After an initial trial into processors, much discussion and more to the point, no ship orders for damaras, we arranged a booking for light ram lambs to an abattoir for mid-August.  To be frank, the price was shit, as a light lamb weighs not much (the clue is in the name) and when you’re paid by the kilo, there is not much you can do about it. But cashflow is king in any business, and things need to keep ticking along. So three weeks ago we started to muster.


I haven’t yet explained how the muster process works out here at Gabyon.  That’s a tale for another day, but it involves an aeroplane, four motorbikes, two sheep dogs, portable sheep yards, a semi-trailer and some (cough) swearing. It’s not easy, but if you’re working towards something, its good fun. We see the mob of sheep in a paddock we haven’t seen since last muster, we see the lambs, and we see the weaners. It makes a nice change from driving around not seeing a bloody thing for six months or more.


So we mustered. Then we get a phone call a week into it. There’s a ship order out. They’re taking all the things, including damara’s. AND they can take the older rams. Hallelujah, about bloody time, pull out all the stops people we need to get some sheep rounded up and get them gone NOW. Needless to say we felt heartened, after 18 months of nearly nothing we had a good order to work towards.
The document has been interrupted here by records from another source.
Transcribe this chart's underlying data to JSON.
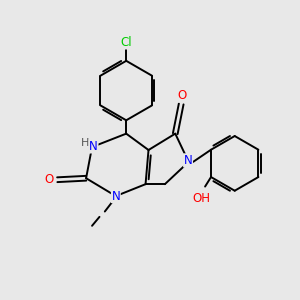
{
  "background_color": "#e8e8e8",
  "bond_color": "#000000",
  "atom_colors": {
    "N": "#0000ff",
    "O": "#ff0000",
    "Cl": "#00cc00",
    "H": "#555555",
    "C": "#000000"
  },
  "figsize": [
    3.0,
    3.0
  ],
  "dpi": 100,
  "lw": 1.4
}
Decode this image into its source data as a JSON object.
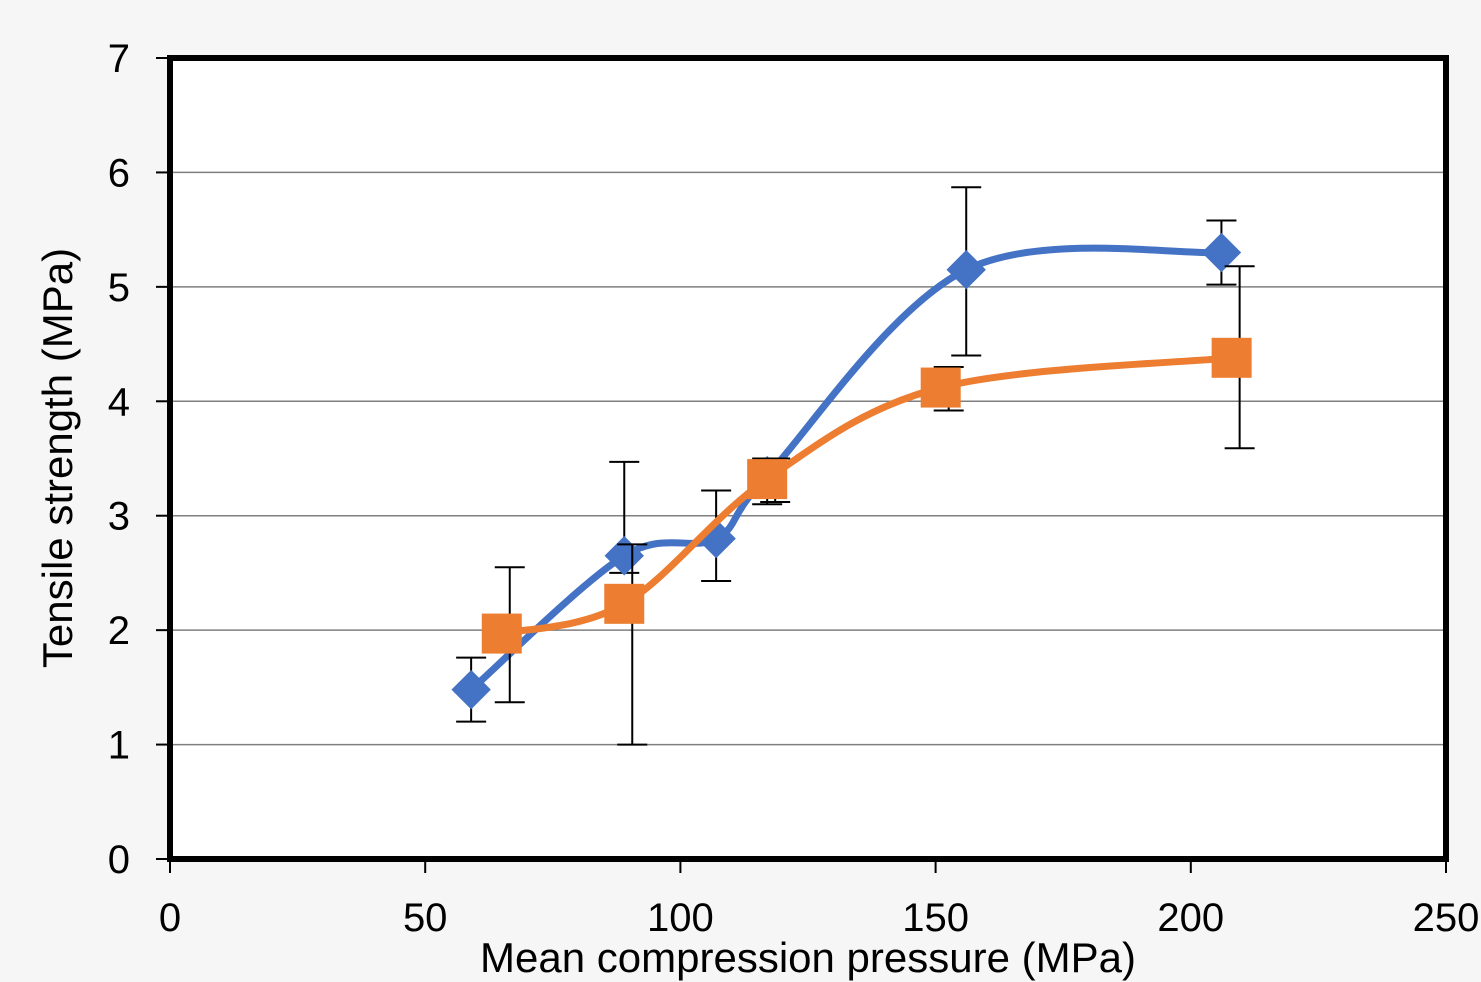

However, this put us in a pickle. We’d arranged a delivery of light lambs to an abattoir, which coincidently was roughly the same delivery date as the ship order. There wasn’t much to think about though. The ship would take all ram lambs, and all rams up to white tag, whereas the abattoir would only take light lambs. Bugger the meatworks, we need to move sheep off the place and money into the account ASAP.


A week and a half later, which was yesterday, with some five hundred rams lambs and rams in the yards, on VERY expensive feed, we get a call. “Job’s off. They’ve cancelled the order. My guess is they can’t get ESCAS approval.”  Now it’s probably a good thing we live so far from Perth, otherwise one or two of us would be up on murder charges and I’d be writing this from a holding cell somewhere.  


So now we are in a jam. We have a holding paddock full of sheep too old for  the domestic processors, with no idea if any ship order is going to be forthcoming for them, and last I heard the next available kill space is Christmas, with this year’s new drop of lambs about to be ready for sale. Sheep need to eat, and either we let them go again into the main paddocks, after three weeks of work and expense, and hope they stay away from the ewes which we don’t want mated to them, or we try to find some way of feeding them, which will be nigh on impossible with the dry season in the Northern Ag zone all but exhausting any spare hay supplies.


You all may or may not be aware we’ve started a station stay. Perhaps a few of the do gooding brigade who so adamantly campaigned against our trade would like to come visit and witness firsthand the mess they have made. Hell, they can even take a ram home with them. Strangely, that’s only not allowed if you’re an Arab in the Middle East. Try explaining that one to the two French backpackers helping. They think we’re nuts enough with vegemite, giant jumping rats and running birds who don’t fly. When we explain we now have to control what another country does with an animal we’ve sold them, they think we’re mad. Strangely enough, so did the two German girls, the Taiwanese girl, the German guy and the Austrian girl who have all graced us with their presence. There’s a lesson there somewhere. I hope whoever is in charge in the near future wakes up to this, or it’s going to be a bloody mess.